Lettuce Cups With Smashed Eggs and Cherry Tomato Salad

lettuce cups
I love eggs every way except hard boiled. This may have something to do with the way we were forced to eat hard boiled eggs in kindergarten. I’ve been looking for new ways to make hard boiled eggs and still enjoy the meal. This recipe has come in handy, and it’s perfect for lunch or a light dinner.

Ingredients (serves 2):

Smashed Eggs
4 eggs, hard boiled
1 handful of parsley or fresh chives
2 spring onions, finely sliced
sea salt and black pepper
1 bunch baby cos lettuce

Cherry Tomato Salad
1 punnet cherry tomatoes, quartered
2 spring onions, finely sliced
basil leaves, torn, or parsley, chopped
seal salt and black pepper
1/2 tbs olive oil

Mustardy French Dressing
1 tbs apple cider vinegar
1 tsp Dijon mustard
3 tbs olive oil

Method:
Chop the hard boiled eggs, place in a bowl and combine with parsley, spring onion, salt and pepper to taste.

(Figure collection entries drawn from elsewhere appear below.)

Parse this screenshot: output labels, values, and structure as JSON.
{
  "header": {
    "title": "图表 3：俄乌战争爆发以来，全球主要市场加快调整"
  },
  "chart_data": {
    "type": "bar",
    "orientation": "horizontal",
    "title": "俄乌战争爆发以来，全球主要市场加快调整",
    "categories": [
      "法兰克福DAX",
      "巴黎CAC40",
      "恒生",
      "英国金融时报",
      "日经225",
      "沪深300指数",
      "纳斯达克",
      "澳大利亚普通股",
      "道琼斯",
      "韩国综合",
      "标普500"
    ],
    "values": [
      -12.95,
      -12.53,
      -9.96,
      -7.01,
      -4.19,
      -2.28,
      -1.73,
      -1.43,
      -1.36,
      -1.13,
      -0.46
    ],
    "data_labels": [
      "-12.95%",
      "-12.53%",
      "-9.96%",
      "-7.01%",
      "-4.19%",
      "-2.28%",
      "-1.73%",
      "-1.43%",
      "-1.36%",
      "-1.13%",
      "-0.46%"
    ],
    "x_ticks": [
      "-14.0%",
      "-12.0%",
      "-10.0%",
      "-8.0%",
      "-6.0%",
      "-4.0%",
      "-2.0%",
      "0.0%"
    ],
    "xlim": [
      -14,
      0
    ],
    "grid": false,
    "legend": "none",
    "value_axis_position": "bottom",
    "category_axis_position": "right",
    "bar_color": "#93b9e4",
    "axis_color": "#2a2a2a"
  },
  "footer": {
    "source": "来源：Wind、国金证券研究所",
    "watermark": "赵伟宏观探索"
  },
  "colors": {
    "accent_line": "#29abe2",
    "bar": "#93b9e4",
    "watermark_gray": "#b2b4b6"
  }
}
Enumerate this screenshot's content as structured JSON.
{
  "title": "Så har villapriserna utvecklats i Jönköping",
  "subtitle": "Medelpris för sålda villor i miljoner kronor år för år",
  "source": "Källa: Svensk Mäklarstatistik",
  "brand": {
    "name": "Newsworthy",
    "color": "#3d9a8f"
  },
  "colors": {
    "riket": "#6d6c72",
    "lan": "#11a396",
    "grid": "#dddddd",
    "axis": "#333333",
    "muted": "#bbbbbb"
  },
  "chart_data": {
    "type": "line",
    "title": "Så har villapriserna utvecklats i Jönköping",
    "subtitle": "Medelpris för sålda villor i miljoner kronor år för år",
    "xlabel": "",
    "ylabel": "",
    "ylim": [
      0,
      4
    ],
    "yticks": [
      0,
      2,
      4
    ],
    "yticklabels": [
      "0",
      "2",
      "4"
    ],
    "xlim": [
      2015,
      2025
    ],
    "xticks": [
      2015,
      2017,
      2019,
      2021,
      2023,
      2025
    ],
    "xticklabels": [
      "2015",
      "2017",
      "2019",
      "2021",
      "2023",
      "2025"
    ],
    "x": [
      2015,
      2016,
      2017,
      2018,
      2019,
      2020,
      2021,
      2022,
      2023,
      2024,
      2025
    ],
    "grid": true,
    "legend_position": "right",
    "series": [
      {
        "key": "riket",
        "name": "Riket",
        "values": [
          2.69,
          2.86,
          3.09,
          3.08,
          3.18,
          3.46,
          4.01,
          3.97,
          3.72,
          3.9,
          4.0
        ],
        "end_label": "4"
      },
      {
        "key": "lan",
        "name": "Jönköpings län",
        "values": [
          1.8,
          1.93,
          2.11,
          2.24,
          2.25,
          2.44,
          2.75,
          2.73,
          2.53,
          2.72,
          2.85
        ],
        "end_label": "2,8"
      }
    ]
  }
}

Combine the tomato salad ingredients in a separate dish. To make the dressing, whisk the apple cider vinegar with the mustard and olive oil until smooth and emulsified. Spoon half of the dressing into the smashed eggs and fold through. Wash the baby cos lettuce and arrange on serving plates. Top with the smashed eggs mixture and the tomato salad. Lightly drizzle extra dressing over the top and serve.